I'll add that OTTL currently has no way to do cross-signal transformations. It is possible a context could be crafted that has references to different data types, but there are likely some problems that would need to be solved.
@TylerHelmuth so I think many of your notes are hitting nails. Yes, this is the Logs Event API I corrected my PR desc.
It sounds first that cross signals is indeed a prereq to the use case I mention (span event -> log event).

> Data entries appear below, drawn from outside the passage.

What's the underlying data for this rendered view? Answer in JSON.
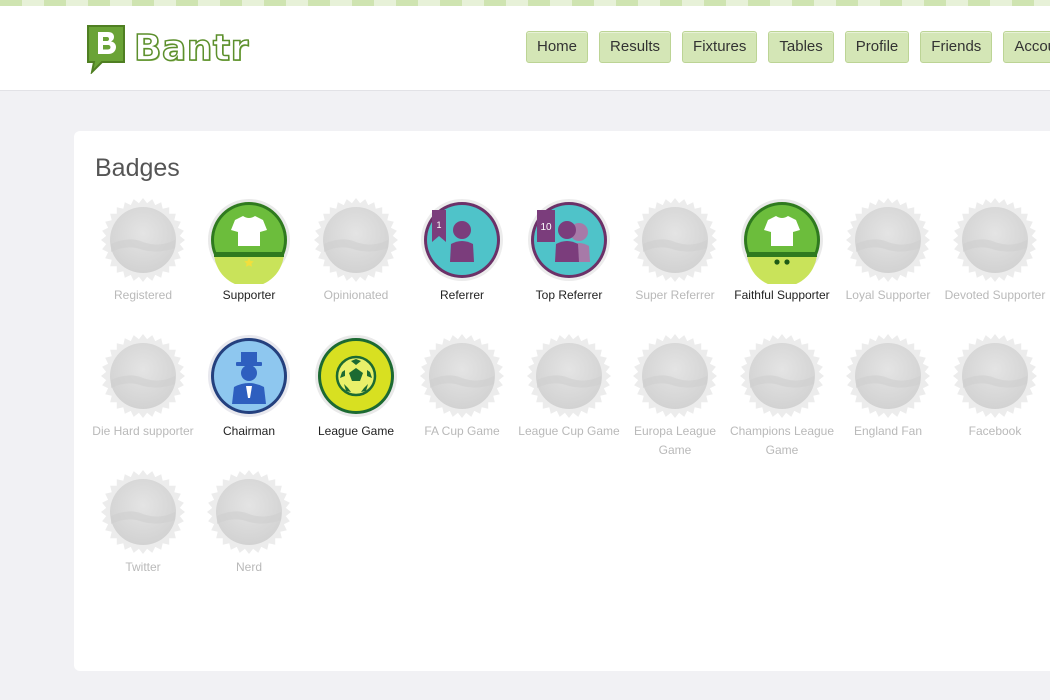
{
  "app": {
    "name": "Bantr"
  },
  "nav": {
    "items": [
      {
        "label": "Home"
      },
      {
        "label": "Results"
      },
      {
        "label": "Fixtures"
      },
      {
        "label": "Tables"
      },
      {
        "label": "Profile"
      },
      {
        "label": "Friends"
      },
      {
        "label": "Accoun"
      }
    ]
  },
  "page": {
    "title": "Badges"
  },
  "badges": [
    {
      "label": "Registered",
      "earned": false,
      "icon": "locked-badge-icon"
    },
    {
      "label": "Supporter",
      "earned": true,
      "icon": "shirt-badge-icon"
    },
    {
      "label": "Opinionated",
      "earned": false,
      "icon": "locked-badge-icon"
    },
    {
      "label": "Referrer",
      "earned": true,
      "icon": "referrer-badge-icon"
    },
    {
      "label": "Top Referrer",
      "earned": true,
      "icon": "top-referrer-badge-icon"
    },
    {
      "label": "Super Referrer",
      "earned": false,
      "icon": "locked-badge-icon"
    },
    {
      "label": "Faithful Supporter",
      "earned": true,
      "icon": "shirt-two-stars-badge-icon"
    },
    {
      "label": "Loyal Supporter",
      "earned": false,
      "icon": "locked-badge-icon"
    },
    {
      "label": "Devoted Supporter",
      "earned": false,
      "icon": "locked-badge-icon"
    },
    {
      "label": "Die Hard supporter",
      "earned": false,
      "icon": "locked-badge-icon"
    },
    {
      "label": "Chairman",
      "earned": true,
      "icon": "chairman-badge-icon"
    },
    {
      "label": "League Game",
      "earned": true,
      "icon": "football-badge-icon"
    },
    {
      "label": "FA Cup Game",
      "earned": false,
      "icon": "locked-badge-icon"
    },
    {
      "label": "League Cup Game",
      "earned": false,
      "icon": "locked-badge-icon"
    },
    {
      "label": "Europa League Game",
      "earned": false,
      "icon": "locked-badge-icon"
    },
    {
      "label": "Champions League Game",
      "earned": false,
      "icon": "locked-badge-icon"
    },
    {
      "label": "England Fan",
      "earned": false,
      "icon": "locked-badge-icon"
    },
    {
      "label": "Facebook",
      "earned": false,
      "icon": "locked-badge-icon"
    },
    {
      "label": "Twitter",
      "earned": false,
      "icon": "locked-badge-icon"
    },
    {
      "label": "Nerd",
      "earned": false,
      "icon": "locked-badge-icon"
    }
  ],
  "colors": {
    "brand_green": "#5c8f2c",
    "nav_button": "#d4e6b6",
    "supporter_green": "#6cbd3c",
    "referrer_teal": "#4fc3c9",
    "referrer_purple": "#7b3d7c",
    "chairman_blue": "#2e5fbf",
    "league_yellow": "#d8e021",
    "locked_grey": "#d8d8d8"
  }
}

So, this may rule out ottl as a solution for this until/unless there's scope for that.
The Logs Event API is not often put to practice, yet. Indeed, the spec says it manifests as LogRecords, where the body is AnyValue and attributes must also include "event.name".
So, this is why I mentioned perhaps since this is an opinionated layer, perhaps a context that narrows to these could be helpful.
The other point is at least in the pending change to LLM, there are structured definitions, and leaves have types to them. For example, some fields in the event body (type AnyValue) are string where others are AnyValue or something else. To do something like access an ID described in the body, requires some knowledge of the types which are in the semantic conventions. So, I wonder if such a binding would make sense, or too far out for this change.
So, this is why I mentioned perhaps since this is an opinionated layer, perhaps a context that narrows to these could be helpful.
This is probably possible, but I wonder what that would look like. If the pdata LogRecord
does not contain an attribute named event.name
and is passed into ottllogevent.NewTransformContext
should it error? Or would it be better to use the ottllog
TransformContext and build your own wrapper that enforces the event API requirements?
At the moment, a ottllogevent path parser would behave exactly the same as the ottllog parser, because an otel event is just an otel log in the eyes of pdata.
To do something like access an ID described in the body, requires some knowledge of the types which are in the semantic conventions
I could see how this is the differentiator. If there are defined, enforceable body structures, then an ottllogevent path parser could enforce "you can only index the body if the event.name attribute is in some list of approved event names".
However, OTTL syntax doesn't expose that such a statement is allowed. A user, why writing a statement, would still need to understand their data to know if it is safe to write such a statement.
interesting points. I think maybe we should use ottllog
and then revisit this to see if there is really any value to be gained by an event facade.
For the genai use case of log events -> span events, we can't use ottl
anyway due to lack of cross signal. So, I won't likely be able to help contribute motivating ottl in the near term (directly or indirectly).
Should I close and re-open this with more info, or leave it open?
I think since we don't currently have any plans to move forward with this idea, closing is best.
Component(s)
processor/transform
Is your feature request related to a problem? Please describe.
https://github.com/open-telemetry/opentelemetry-collector-contrib/issues/33737 introduces the Blob Attribute Uploader Connector. One driver of that discussion was LLM (GenAI) semantics, which were initially written to have prompt/completion data recorded as span events. With this tool, a backend which uses span attributes for the same data, could convert accordingly.
A proof of concept to showcase this, included span and span event contexts.
The use case in question, LLM (GenAI) semantics, is on a path to change again, now from span events to log events, using the Logs Event API.
I asked if the uploader would adjust and was told to make new issues for these pending changes.
Along the way, I noticed that while there is an
ottllog
context, there is no ottllogevent context. This made me curious whether we intend to heuristically handle log events, or if there should be another context, which for example exposes the attributeevent.name
and a body where present isAnyValue
.Describe the solution you'd like
I would like to see an
ottlogevent
context, so that we can continue the work begun in https://github.com/open-telemetry/opentelemetry-collector-contrib/issues/33737 towards the pending reality of switching LLM (GenAI) prompt/completion events from span to logs.Especially as there are concerns such as how to map semantic conventions (possibly weaver) to the body
AnyValue
, I believe this should be a separate package fromottlog
even if there are shared code.Describe alternatives you've considered
One way is to make a custom transform processor which doesn't use ottl.
Additional context
the ultimate goal is to help implementors who have to deal with mixed mode, where some instrumentation emit span events and others log events, or where the backend, or UI cannot yet support log events.